I will tell you of one incident in Rabindranath Tagore’s life. His father was a great landlord. Their estate consisted of hundreds of towns and thousands of miles, and there was a beautiful river flowing through their estate. Rabindranath often used to go on his small houseboat and live for months on the beautiful river, surrounded by thick forest, in absolute silence and aloneness. One full-moon night, it happened: he was reading a very significant contribution to the philosophy of aesthetics, by Croce.
Croce is perhaps the most significant philosopher who has thought about beauty. His whole life’s work was concerned with finding the meaning of beauty – not truth, not good. His sole concern was with what is beautiful. He thought if we can find what is beautiful we have found what is true, because truth cannot be ugly, and we have found what is good, because the beautiful cannot be evil. A beautiful conception…and with this foundation he worked his whole life to find out from different angles what beauty is.
Rabindranath himself was a worshiper of beauty. He lived a very beautiful and aesthetic life. He not only created beautiful poetry, but his life itself was a beautiful poem. He was a very graceful man.
On that full-moon night with a small candle inside his houseboat he was reading Croce. In the middle of night, tired from Croce’s very complicated arguments, he closed the book and blew out the candle.

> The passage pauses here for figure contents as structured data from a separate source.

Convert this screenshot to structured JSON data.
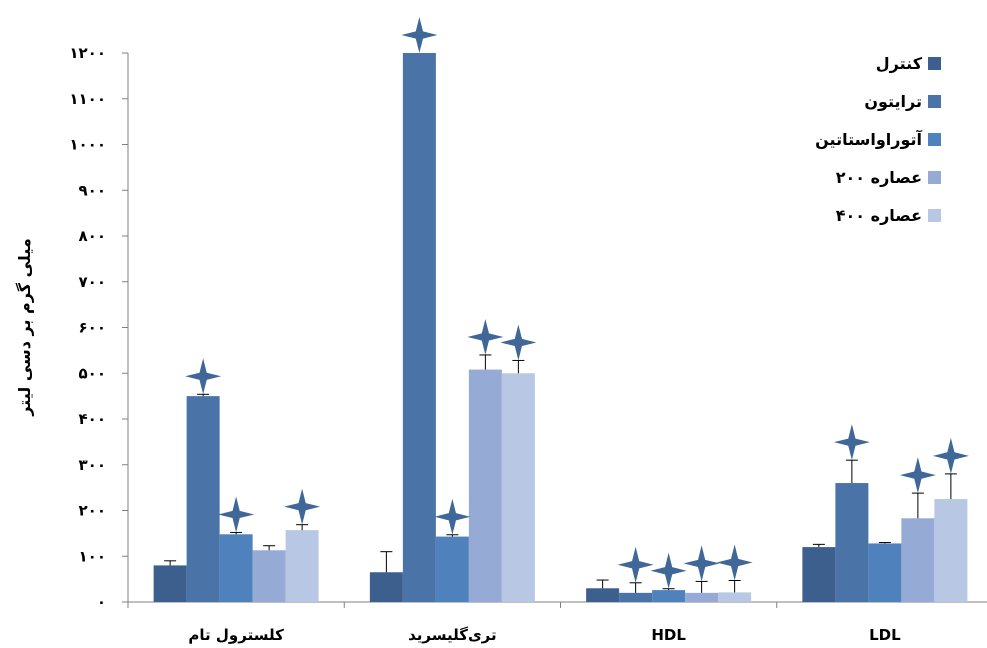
{
  "chart_data": {
    "type": "bar",
    "title": "",
    "ylabel": "میلی گرم بر دسی لیتر",
    "xlabel": "",
    "ylim": [
      0,
      1200
    ],
    "yticks": [
      0,
      100,
      200,
      300,
      400,
      500,
      600,
      700,
      800,
      900,
      1000,
      1100,
      1200
    ],
    "ytick_labels": [
      "۰",
      "۱۰۰",
      "۲۰۰",
      "۳۰۰",
      "۴۰۰",
      "۵۰۰",
      "۶۰۰",
      "۷۰۰",
      "۸۰۰",
      "۹۰۰",
      "۱۰۰۰",
      "۱۱۰۰",
      "۱۲۰۰"
    ],
    "categories": [
      "کلسترول تام",
      "تری‌گلیسرید",
      "HDL",
      "LDL"
    ],
    "legend_position": "top-right",
    "grid": false,
    "series": [
      {
        "name": "کنترل",
        "color": "#3c5f8e",
        "values": [
          80,
          65,
          30,
          120
        ],
        "errors": [
          10,
          45,
          18,
          6
        ],
        "significant": [
          false,
          false,
          false,
          false
        ]
      },
      {
        "name": "ترایتون",
        "color": "#4a74a8",
        "values": [
          450,
          1200,
          20,
          260
        ],
        "errors": [
          4,
          0,
          22,
          50
        ],
        "significant": [
          true,
          true,
          true,
          true
        ]
      },
      {
        "name": "آتوراواستاتین",
        "color": "#4f81bd",
        "values": [
          148,
          143,
          26,
          128
        ],
        "errors": [
          4,
          4,
          3,
          2
        ],
        "significant": [
          true,
          true,
          true,
          false
        ]
      },
      {
        "name": "عصاره ۲۰۰",
        "color": "#95abd5",
        "values": [
          113,
          508,
          20,
          183
        ],
        "errors": [
          10,
          32,
          25,
          55
        ],
        "significant": [
          false,
          true,
          true,
          true
        ]
      },
      {
        "name": "عصاره ۴۰۰",
        "color": "#b8c7e3",
        "values": [
          157,
          500,
          21,
          225
        ],
        "errors": [
          12,
          28,
          26,
          55
        ],
        "significant": [
          true,
          true,
          true,
          true
        ]
      }
    ]
  }
}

He was going to his bed to sleep, but a miracle happened. As the small flame of the candle disappeared, from every window and door of the small houseboat, the moon came dancing in. The moon filled the house with its splendor.
Rabindranath remained silent for a moment…it was such a sacred experience. He went out of the house, and the moon was immensely beautiful in that silent night amongst those silent trees, with a river flowing so slowly that there was no noise. He wrote in his diary the next morning, “The beauty was all around me, but a small candle had been preventing it. Because of the light of the candle, the light of the moon could not enter.”